At that meeting, Dr. Simms pushed for the inclusion of NGOs in talks – pointing out that what government representatives were reporting didn’t align with what working-class women were experiencing.

“She showed boldness,” remembers Jean Augustine, Canada’s first Black female member of Parliament, who worked alongside Dr. Simms in the Congress of Black Women. “What Glenda was trying to do was [to say] the women on the ground who are on the front lines know better than the people who are in bureaucracies.”

Dr. Simms had always thought of herself as Jamaican but on that trip to Nairobi, when the plane began its descent and she saw people who looked like her walking alongside animals on the red soil, she suddenly felt a new and profound connection to her African ancestry. The officer at immigration who checked passports waved her fellow white Canadian delegates through but when he saw Dr. Simms, he said, “Welcome home, my sister, welcome home.” Returning to Canada, she felt a renewed urgency to advocate for all Black women.

But in the 1980s and 1990s, many audiences weren’t used to hearing what Dr. Simms had to say, or particularly receptive to it. She quickly earned a reputation for calling out powerful figures, including in 1987, when Barbara McDougall, the federal minister responsible for the status of women, sent a letter to women’s organizations listing “visible minority and immigrant women” as an “issue” to be addressed.

“I want to get on record in saying that we are not an issue. We are people,” Dr. Simms told The Globe and Mail at the time. “The issue is not that we are minorities. The issue is that this is a racist society in Canada.”

In 1990, then prime minister Brian Mulroney appointed her to head the Canadian Advisory Council on the Status of Women.

In that role, she challenged the way women’s issues had always been framed on Parliament Hill, says Ewart Walters, a long-time friend of Dr. Simms. “When she came, she made feminism much more inclusive than just white Canadian women,” he said.

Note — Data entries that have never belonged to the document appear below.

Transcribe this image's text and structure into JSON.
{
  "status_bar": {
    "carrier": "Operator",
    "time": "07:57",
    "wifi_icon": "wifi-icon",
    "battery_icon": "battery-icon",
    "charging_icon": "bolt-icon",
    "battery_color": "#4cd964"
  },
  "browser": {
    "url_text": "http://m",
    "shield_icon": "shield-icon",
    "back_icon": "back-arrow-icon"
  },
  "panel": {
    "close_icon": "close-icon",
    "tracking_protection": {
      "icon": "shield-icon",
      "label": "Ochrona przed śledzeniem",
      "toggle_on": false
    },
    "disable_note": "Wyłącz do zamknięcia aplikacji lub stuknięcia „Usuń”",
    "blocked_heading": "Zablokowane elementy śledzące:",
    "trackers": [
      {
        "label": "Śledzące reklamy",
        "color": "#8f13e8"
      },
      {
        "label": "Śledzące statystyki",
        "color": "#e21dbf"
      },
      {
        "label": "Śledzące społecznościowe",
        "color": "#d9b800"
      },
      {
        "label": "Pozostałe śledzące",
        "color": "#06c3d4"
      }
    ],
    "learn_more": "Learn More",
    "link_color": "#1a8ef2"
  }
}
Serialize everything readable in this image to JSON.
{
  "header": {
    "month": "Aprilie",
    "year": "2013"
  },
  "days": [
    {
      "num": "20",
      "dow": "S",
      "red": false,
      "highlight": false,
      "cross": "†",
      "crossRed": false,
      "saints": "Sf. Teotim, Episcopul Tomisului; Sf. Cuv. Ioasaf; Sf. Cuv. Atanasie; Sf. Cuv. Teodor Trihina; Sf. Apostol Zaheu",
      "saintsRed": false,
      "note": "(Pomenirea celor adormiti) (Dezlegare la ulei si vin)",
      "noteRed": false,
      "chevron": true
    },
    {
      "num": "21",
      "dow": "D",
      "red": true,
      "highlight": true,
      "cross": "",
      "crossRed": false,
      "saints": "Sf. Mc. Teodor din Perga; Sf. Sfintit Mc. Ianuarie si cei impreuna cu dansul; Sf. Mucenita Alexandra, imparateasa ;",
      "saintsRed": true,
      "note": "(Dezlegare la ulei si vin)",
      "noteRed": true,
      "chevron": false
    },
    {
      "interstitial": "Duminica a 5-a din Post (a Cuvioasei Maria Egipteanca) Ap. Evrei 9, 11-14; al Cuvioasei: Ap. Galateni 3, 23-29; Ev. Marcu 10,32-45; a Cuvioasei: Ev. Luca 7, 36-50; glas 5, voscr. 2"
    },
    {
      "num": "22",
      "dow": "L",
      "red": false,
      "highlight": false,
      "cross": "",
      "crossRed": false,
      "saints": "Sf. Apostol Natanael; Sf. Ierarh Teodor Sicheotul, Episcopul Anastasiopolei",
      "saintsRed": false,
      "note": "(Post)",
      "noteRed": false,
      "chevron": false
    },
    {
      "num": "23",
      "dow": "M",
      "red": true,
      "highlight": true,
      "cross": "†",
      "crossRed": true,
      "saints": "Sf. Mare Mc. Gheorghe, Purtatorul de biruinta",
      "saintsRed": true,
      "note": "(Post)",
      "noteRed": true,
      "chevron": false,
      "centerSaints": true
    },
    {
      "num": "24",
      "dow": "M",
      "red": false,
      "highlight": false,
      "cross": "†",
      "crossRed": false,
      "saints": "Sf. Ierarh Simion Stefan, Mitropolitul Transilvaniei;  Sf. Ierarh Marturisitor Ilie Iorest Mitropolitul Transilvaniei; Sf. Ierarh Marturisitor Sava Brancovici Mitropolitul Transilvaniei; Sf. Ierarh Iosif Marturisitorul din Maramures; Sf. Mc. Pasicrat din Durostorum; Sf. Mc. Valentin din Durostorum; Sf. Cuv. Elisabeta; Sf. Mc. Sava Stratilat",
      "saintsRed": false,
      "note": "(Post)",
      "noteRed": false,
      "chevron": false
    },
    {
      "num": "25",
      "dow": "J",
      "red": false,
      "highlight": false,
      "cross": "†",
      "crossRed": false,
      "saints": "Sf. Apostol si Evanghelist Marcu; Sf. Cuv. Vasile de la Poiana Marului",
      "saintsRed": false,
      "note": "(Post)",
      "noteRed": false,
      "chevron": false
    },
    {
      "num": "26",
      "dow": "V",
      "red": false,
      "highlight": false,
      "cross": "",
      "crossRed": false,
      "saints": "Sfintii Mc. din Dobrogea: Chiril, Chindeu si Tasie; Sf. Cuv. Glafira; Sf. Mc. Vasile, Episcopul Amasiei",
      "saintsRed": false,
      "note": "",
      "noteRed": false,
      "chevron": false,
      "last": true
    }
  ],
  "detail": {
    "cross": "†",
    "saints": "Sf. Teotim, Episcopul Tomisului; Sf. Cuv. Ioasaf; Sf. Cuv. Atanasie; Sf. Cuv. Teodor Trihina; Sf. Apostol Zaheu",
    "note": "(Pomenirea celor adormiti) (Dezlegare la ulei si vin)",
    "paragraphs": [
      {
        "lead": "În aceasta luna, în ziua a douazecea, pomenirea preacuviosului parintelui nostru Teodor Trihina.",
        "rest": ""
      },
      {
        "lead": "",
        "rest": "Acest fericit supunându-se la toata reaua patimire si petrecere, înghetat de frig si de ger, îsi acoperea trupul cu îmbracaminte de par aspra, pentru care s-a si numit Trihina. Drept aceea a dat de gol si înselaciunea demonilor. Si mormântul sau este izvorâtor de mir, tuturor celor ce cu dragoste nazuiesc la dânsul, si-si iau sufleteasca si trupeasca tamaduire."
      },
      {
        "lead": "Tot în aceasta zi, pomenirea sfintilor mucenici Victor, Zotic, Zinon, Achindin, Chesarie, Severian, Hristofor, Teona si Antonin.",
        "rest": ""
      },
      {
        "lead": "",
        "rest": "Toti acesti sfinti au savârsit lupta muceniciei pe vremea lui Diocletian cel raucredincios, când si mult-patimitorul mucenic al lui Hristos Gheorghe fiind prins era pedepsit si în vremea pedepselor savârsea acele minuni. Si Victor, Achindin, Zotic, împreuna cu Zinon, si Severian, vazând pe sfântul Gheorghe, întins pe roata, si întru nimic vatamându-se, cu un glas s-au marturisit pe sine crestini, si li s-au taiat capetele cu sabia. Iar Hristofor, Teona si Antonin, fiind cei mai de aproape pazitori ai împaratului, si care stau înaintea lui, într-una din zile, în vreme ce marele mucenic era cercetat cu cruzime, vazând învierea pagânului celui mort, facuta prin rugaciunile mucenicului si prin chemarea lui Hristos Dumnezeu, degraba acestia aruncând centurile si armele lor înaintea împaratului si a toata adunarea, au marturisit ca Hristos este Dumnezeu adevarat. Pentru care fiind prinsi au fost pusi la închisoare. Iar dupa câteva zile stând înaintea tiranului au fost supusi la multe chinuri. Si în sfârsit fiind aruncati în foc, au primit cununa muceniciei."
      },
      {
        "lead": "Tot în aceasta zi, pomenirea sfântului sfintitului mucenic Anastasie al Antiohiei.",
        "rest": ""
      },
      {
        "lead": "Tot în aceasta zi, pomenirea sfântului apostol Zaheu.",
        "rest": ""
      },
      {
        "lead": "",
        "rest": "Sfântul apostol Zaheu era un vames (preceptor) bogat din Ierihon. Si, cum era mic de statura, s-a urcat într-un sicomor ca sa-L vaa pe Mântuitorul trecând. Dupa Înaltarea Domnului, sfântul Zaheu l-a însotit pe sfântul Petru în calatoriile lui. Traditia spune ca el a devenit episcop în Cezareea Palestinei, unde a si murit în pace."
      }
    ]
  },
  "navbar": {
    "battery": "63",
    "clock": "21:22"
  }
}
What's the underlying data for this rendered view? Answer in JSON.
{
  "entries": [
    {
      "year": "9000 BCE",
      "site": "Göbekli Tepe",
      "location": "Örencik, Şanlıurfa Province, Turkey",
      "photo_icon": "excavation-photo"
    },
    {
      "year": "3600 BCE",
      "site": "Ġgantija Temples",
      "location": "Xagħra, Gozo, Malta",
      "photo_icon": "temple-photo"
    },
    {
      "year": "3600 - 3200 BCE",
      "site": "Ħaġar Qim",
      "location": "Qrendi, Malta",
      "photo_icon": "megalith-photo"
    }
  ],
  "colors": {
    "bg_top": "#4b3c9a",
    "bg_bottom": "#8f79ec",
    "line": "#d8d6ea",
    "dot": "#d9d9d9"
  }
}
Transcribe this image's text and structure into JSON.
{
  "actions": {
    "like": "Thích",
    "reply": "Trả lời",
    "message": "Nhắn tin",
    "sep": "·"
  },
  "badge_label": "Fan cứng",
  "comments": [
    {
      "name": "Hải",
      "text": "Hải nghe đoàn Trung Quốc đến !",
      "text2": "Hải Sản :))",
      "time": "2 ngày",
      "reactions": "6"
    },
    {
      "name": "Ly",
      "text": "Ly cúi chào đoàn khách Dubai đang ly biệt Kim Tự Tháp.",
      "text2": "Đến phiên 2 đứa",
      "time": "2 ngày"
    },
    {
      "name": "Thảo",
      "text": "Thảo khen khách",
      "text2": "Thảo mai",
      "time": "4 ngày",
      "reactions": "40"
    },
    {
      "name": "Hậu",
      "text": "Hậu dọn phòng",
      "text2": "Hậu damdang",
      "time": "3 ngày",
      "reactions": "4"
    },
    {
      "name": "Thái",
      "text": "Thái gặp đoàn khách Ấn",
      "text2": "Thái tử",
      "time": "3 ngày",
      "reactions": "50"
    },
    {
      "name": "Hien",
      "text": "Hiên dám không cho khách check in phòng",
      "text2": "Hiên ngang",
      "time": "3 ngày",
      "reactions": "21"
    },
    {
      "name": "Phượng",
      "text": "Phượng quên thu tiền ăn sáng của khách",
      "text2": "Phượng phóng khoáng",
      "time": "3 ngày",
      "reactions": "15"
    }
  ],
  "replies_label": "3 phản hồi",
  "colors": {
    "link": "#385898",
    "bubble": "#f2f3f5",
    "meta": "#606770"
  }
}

Inclusion wasn’t just about policy for Dr. Simms, she made sure the council appointed Indigenous and racialized women, and she emphasized how crucial it was to have male staff in her office. “Communication with men is crucial to their change of attitudes toward women’s concerns,” she said.

After Dr. Simms’s tenure leading the advisory council came to an end, she moved back to Jamaica in 1996 to be close to her mother. Dr. Simms had three adult children of her own and became a grandmother.

Back in her home country, she headed Jamaica’s Bureau of Women’s Affairs and worked closely with friend Portia Simpson-Miller, who later became prime minister. Dr. Simms had a hand in several pieces of legislation that removed systemic barriers for women and girls in the country, earning her the country’s Order of Distinction in 2014.

Even though her work as a women’s advocate exposed her to much anguish and adversity, she often found humour in the middle of it all, once famously saying, “Feminism is when you can differentiate between yourself and a doormat.”

At a conference on women and the law in 1991, Dr. Simms railed against the poor educational offerings for Black and Indigenous women in Canada’s corrections system. Women who went through them, she explained, often ended up in dead-end jobs such as telephone solicitation.

And then, she quipped drily, “I can think of other forms of solicitation that offer much more in the way of economic rewards.”

Dr. Simms had moved back to Canada in 2019 and lived with her daughter and a grandson. She leaves her children, Michelle, Emil and Shaun, along with eight grandchildren.